In this Laurentiis addressed the sexual politics of the violence and the way they use the erotic in their lyrical poems to put these things in conversation. 

“But I was interested in the pleasure too,” Laurentiis said. “We fuck! Let’s talk about that too!” Mentioning the title as recognizable via the famous Beyoncé and Nicki Minaj song, Laurentiis transitions into reading the poem “Feeling Myself.” 

“My body became a conservatory.
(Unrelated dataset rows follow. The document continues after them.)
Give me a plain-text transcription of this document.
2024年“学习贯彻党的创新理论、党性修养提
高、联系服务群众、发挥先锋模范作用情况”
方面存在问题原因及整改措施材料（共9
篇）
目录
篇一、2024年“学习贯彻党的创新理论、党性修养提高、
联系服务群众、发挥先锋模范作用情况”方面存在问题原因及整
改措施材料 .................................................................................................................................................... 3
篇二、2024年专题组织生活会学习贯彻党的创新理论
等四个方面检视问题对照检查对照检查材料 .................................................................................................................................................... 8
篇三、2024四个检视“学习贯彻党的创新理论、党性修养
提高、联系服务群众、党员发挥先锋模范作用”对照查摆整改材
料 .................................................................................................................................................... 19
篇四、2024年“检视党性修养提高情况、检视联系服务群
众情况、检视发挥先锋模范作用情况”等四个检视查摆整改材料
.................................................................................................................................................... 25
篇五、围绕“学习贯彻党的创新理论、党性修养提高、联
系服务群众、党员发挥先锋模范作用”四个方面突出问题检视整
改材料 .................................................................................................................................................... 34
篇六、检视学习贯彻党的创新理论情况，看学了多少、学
A way of knowledge,” the speaker in the poem said in reference to a sexual encounter. 

Laurentiis remembered in 2014 when Ferguson, Mo. was on fire, seeing the image of Michael Brown and being struck by the lack of agency given to Brown in the distribution of the image. 

“I don’t want to reproduce the image. So how do you write about it? What do you do? And I’m still figuring that out.’’ 

In their poem “Continuance,” an elegy to Brown and an ode to Ferguson, Laurentiis strikingly wrote: “I cannot say what a bullet says when it enters a child’s skin.” 

It’s this kind of change in focus from the joy of life to the sheer horror of historical occurrences that Laurentiis is a master at. 

Every poem balances lightness and gravity, revealing the complexity of the human experience and the honor in finding joy in difficult moments, a difficulty that is brought about by identity. 

It’s poetry that’s queer in its scope, questioning and considering all the ways of being. Laurentiis confirmed this queerness of poetry to the many sponsors of the event, referring to the way different subjects must come together to describe their poetry. 

Laurentiis is the inaugural fellow in Creative Writing at the Center for African American Poetry and Poetics and a Lannan Fellow.